Sufism can counter extremist tendencies: Egyptian scholar

Published January 26, 2018
Prof Dr Mohammad Mahmoud Abu Hashim speaks at the Karachi Press Club on Thursday. —PPI
Prof Dr Mohammad Mahmoud Abu Hashim speaks at the Karachi Press Club on Thursday. —PPI

KARACHI: Prof Dr Mohammad Mahmoud Abu Hashim, vice president of Egypt’s Al-Azhar University, has said that Sufism can and is playing an effective role to counter extremist tendencies in the Muslim world because it teaches its adherents tolerance towards followers of all faiths and ideologies.

He rejected the western media’s portrayal of Islam as condoning if not encouraging extremism and emphasised that it should be borne in mind that “Islam is a religion of peace which has nothing to do with extremism and all acts of terrorism being committed in its pristine name.”

The scholar, who is visiting Pakistan on the invitation of organisers of the 27th ‘Annual spiritual workshop’ being organised in the city by Sufi order Silsila-i-Azeemia on Friday, was speaking at a dialogue on “Modern day challenges to the Muslim world” at the Karachi Press Club on Thursday.

He said that Al-Azhar University, 1,000-year-old seat of higher learning in the Islamic world, had on its part written several books and articles to educate Muslims in what constituted true Islam in order to save them from the prevalent extremist ideologies, which had inflicted more harm on religion than its external foes.

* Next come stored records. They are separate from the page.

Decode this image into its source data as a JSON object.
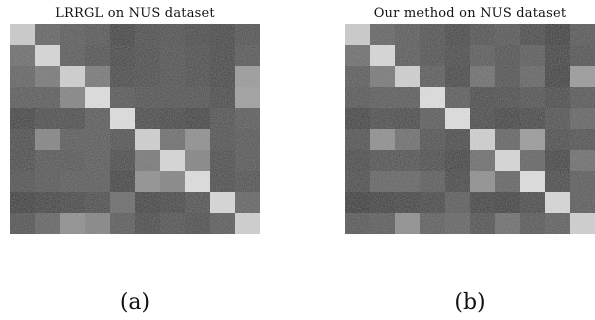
{
  "chart_data": [
    {
      "type": "heatmap",
      "title": "LRRGL on NUS dataset",
      "label": "(a)",
      "rows": 10,
      "cols": 10,
      "values": [
        [
          0.8,
          0.35,
          0.3,
          0.28,
          0.15,
          0.22,
          0.24,
          0.2,
          0.18,
          0.25
        ],
        [
          0.4,
          0.85,
          0.3,
          0.25,
          0.18,
          0.22,
          0.25,
          0.22,
          0.18,
          0.28
        ],
        [
          0.35,
          0.45,
          0.82,
          0.45,
          0.2,
          0.22,
          0.25,
          0.22,
          0.18,
          0.6
        ],
        [
          0.3,
          0.3,
          0.5,
          0.88,
          0.28,
          0.25,
          0.25,
          0.25,
          0.2,
          0.62
        ],
        [
          0.15,
          0.22,
          0.22,
          0.3,
          0.88,
          0.2,
          0.18,
          0.15,
          0.25,
          0.3
        ],
        [
          0.22,
          0.5,
          0.3,
          0.3,
          0.25,
          0.82,
          0.4,
          0.55,
          0.25,
          0.28
        ],
        [
          0.22,
          0.28,
          0.28,
          0.3,
          0.2,
          0.45,
          0.85,
          0.5,
          0.22,
          0.28
        ],
        [
          0.25,
          0.28,
          0.3,
          0.3,
          0.15,
          0.55,
          0.5,
          0.88,
          0.22,
          0.25
        ],
        [
          0.1,
          0.15,
          0.18,
          0.22,
          0.38,
          0.15,
          0.18,
          0.25,
          0.85,
          0.35
        ],
        [
          0.25,
          0.35,
          0.55,
          0.5,
          0.3,
          0.2,
          0.25,
          0.22,
          0.3,
          0.82
        ]
      ]
    },
    {
      "type": "heatmap",
      "title": "Our method on NUS dataset",
      "label": "(b)",
      "rows": 10,
      "cols": 10,
      "values": [
        [
          0.8,
          0.35,
          0.3,
          0.25,
          0.18,
          0.25,
          0.28,
          0.2,
          0.1,
          0.28
        ],
        [
          0.4,
          0.85,
          0.3,
          0.25,
          0.2,
          0.3,
          0.25,
          0.3,
          0.15,
          0.25
        ],
        [
          0.3,
          0.45,
          0.82,
          0.3,
          0.18,
          0.4,
          0.25,
          0.35,
          0.12,
          0.6
        ],
        [
          0.28,
          0.3,
          0.3,
          0.88,
          0.3,
          0.2,
          0.22,
          0.25,
          0.2,
          0.28
        ],
        [
          0.15,
          0.22,
          0.2,
          0.3,
          0.88,
          0.2,
          0.15,
          0.18,
          0.25,
          0.35
        ],
        [
          0.25,
          0.55,
          0.4,
          0.25,
          0.2,
          0.82,
          0.35,
          0.6,
          0.22,
          0.25
        ],
        [
          0.2,
          0.25,
          0.25,
          0.22,
          0.15,
          0.4,
          0.85,
          0.35,
          0.15,
          0.4
        ],
        [
          0.22,
          0.35,
          0.35,
          0.3,
          0.18,
          0.55,
          0.35,
          0.88,
          0.2,
          0.3
        ],
        [
          0.08,
          0.12,
          0.15,
          0.18,
          0.3,
          0.15,
          0.12,
          0.2,
          0.85,
          0.3
        ],
        [
          0.28,
          0.3,
          0.55,
          0.32,
          0.35,
          0.25,
          0.4,
          0.28,
          0.32,
          0.82
        ]
      ]
    }
  ]
}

Asked why the university was no more playing its role to guide Muslims through today’s complex social and political problems, the scholar said the university had always tried to rise to the occasion and guide Muslims to the best course of action in the light of religion with regard to modern day problems.

On the question of Egyptian government’s policies towards Israel and the issue of Palestine, he said the issue of Palestine was the collective responsibility of the Muslim world.

Al-Azhar did not address individuals and groups and their actions, but it addressed collective issues and always strived hard to show the world true picture of pristine Islam and present a counter narrative against ‘Western propaganda’ through seminars and workshops, he said.

He disagreed with a question on how much influence Egypt’s military government wielded over the university and said that Al-Azhar was an independent institution, which formulated its own policies and never accepted intervention in its internal affairs by any regime.

Dr Abu Hashim rejected the notion that Muslim intelligentsia had failed to develop its own intellectual discourse on political Islam and said that it was wrong to say that Islamic scholars relied largely on western interpretations.

The scholar who was speaking through an interpreter posed a question to journalists before taking questions from them, saying “what role Pakistani media has played for Al Quds Al Sharif in the wake of the US president’s widely condemned move to relocate the country’s embassy to the occupied Jerusalem?”

The press club president, Ahmad Khan Malik, replied the country’s media gave ample airtime to reaction to the incendiary move because Pakistanis were very sensitive to the Palestine issue and they had always condemned every cruel act of Israeli occupation forces.

Dr Abu Hashim will attend the spiritual workshop of Silsila-i-Azeemia on Friday being organised as part of Urs celebrations of spiritual head of the Sufi order, Mohammad Azeem Burkhia.